Node/Container setup
Handles the actual Elasticsearch invocation for each allocated Container.

As YARN is all about cluster resource management, it is important to properly configure YARN and Elasticsearch accordingly since over or under-allocating resources can lead to undesirable consequences. There are plenty of resources available on how to configure and plan your YARN cluster; the section below will touch on the core components and their impact on Elasticsearch.

CPU

edit

As of Hadoop 2.4, YARN can restrict the amount of CPU allocated to a container: each has a number of so-called vcores (virtual cores) with a minimum of 1. What this translates in practice depends highly on your underlying hardware configuration and cluster configuration; a good approximation is to map each vcore to an actual core on the CPU; just like with native hardware, expect the core to be shared across the rest of the applications so depending on system load, the amount of actual CPU available can be considerably lower. Thus, it is recommended to allocate multiple vcores to Elasticsearch - a good start number being the number of actual cores your CPU supports.

Memory

edit

Simplifying things a lot, YARN requires containers to specify the amount of memory they need within a certain band - specifying more or less memory results in the container allocation request being denied. By default, YARN enforces a minimum limit of 1 GB (1024 MB) and a maximum of 8 GB (8192 MB). While Elasticsearch can work with this amount of RAM, you typically want to increase this amount for performance reasons. Out of the box, Elasticsearch on YARN requests only 2 GB of memory per container so that users can easily try it out even within a testing YARN environment (such as pseudo-distributed or VMs); significantly increase this amount once you get beyond the YARN ‘Hello World’ stage.

Storage

edit

Each container inside YARN is responsible for saving its state and storage between container restarts. In general, there are two main strategies one can take:

Use a globally accessible file-system (like HDFS)
With a storage accessible by all Hadoop nodes, each container can use it as its backing store. For example one can use HDFS to save the data in one container and read it from another. With Elasticsearch, one can simply mount HDFS as a NFS gateway and simply point each Elasticsearch node to a folder on it. Note however that performance is going to suffer significantly - HDFS is design as big, network-based storage thus each call is likely to have a significant delay (due to network latency).
Use the container node local storage
Each container can currently access its local storage - with proper configuration this can be kept outside the disposable container folder thus allowing the data to live between restarts. This is the recommended approach as it offers the best performance and due to Elasticsearch itself, redundancy as well (through replicas).

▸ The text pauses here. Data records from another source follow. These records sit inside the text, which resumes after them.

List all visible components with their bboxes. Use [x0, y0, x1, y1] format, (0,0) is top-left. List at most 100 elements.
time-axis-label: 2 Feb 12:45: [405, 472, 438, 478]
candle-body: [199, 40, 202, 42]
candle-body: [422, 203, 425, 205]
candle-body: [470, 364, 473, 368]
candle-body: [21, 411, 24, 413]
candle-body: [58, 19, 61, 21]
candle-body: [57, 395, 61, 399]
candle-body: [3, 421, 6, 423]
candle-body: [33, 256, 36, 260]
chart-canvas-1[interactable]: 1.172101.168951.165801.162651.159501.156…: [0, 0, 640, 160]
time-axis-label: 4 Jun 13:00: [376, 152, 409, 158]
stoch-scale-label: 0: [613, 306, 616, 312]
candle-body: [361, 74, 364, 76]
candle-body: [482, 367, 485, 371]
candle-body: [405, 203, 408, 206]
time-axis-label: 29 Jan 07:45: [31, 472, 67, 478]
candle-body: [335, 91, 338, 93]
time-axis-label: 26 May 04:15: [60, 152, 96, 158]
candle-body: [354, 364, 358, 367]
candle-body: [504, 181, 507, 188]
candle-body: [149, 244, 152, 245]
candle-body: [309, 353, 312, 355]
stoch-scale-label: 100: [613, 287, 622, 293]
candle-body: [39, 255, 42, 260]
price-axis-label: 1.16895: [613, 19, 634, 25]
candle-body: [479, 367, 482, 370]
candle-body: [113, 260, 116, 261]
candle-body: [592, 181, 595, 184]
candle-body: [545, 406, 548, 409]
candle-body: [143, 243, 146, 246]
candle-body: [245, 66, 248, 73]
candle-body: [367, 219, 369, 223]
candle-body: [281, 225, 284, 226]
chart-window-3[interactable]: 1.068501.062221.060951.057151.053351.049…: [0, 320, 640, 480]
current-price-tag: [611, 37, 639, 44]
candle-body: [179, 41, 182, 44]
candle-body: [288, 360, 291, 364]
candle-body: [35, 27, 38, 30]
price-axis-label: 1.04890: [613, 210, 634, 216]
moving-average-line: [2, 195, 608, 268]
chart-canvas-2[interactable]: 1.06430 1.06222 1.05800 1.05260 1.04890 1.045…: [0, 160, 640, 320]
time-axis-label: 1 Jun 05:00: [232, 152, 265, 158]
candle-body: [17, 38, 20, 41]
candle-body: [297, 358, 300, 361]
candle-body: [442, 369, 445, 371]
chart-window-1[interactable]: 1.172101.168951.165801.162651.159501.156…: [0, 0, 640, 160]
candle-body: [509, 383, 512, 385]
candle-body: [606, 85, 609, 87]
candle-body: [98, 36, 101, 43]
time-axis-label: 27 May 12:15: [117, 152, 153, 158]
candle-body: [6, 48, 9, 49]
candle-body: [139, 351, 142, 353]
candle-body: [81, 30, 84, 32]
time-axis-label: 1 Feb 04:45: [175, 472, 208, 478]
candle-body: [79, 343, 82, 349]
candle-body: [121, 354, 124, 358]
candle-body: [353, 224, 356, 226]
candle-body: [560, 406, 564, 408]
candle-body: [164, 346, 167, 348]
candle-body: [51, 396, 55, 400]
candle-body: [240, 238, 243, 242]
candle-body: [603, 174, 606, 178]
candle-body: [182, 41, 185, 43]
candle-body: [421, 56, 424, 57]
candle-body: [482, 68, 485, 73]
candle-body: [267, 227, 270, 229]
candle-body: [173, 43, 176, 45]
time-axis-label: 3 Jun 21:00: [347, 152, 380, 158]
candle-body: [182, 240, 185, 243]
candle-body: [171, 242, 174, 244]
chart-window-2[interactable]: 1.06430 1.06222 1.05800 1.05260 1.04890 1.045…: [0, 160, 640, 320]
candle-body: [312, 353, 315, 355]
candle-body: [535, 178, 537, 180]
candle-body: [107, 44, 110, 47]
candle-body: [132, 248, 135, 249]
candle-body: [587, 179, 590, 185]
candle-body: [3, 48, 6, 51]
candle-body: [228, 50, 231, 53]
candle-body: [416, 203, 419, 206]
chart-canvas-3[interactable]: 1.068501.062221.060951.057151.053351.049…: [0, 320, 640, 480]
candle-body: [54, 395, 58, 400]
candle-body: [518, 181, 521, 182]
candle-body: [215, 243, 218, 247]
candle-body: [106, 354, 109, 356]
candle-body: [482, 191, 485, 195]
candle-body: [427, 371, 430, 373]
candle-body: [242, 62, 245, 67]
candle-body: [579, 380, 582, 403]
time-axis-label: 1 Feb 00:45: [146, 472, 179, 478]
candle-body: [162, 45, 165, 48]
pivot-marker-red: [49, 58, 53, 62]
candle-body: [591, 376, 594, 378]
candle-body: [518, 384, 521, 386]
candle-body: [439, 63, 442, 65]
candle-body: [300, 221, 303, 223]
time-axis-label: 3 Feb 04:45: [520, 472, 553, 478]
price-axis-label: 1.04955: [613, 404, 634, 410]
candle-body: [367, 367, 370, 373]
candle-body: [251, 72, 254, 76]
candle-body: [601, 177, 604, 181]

Note that the approaches above require additional configuration to either Elasticsearch or your YARN cluster. There are plans to simplify this procedure in the future.

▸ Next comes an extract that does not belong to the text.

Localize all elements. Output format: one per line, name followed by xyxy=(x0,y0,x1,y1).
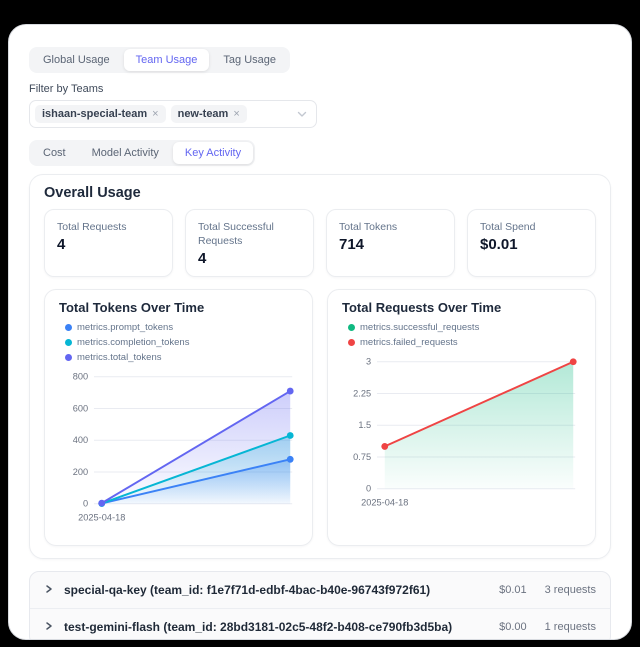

If no storage is configured, out of the box Elasticsearch will use its container storage which means when the container is disposed, so is its data. In other words, between restarts any existing data is destroyed.

Node affinity

edit

Currently, Elasticsearch on YARN does not provide any option for tying Elasticsearch nodes to specify YARN nodes however this will be addressed in the future. In practice this means that unless YARN is specifically configured, there are no guarantees on its topology between restarts, that is on what machines Elasticsearch nodes will run each time.

Security

edit

The Hadoop Ecosystem uses Kerberos for authentication between different components. The services that make up the components of the Ecosystem require keytab files to be present on each node to allow for passwordless login. When submitting an application to a secured YARN cluster, YARN runs the application as if it were the user that submitted it. In the case of this integration, The Application Master requires access to HDFS to distribute the Elasticsearch packages during container provisioning. The Application Master must be able to find a valid keytab file on any of the nodes that the it may start on as well as a principal that can be found within said keytab. You can do this by using a unique user as the owner of the Elasticsearch cluster in YARN, and distributing keytabs for this user to all machines in the cluster.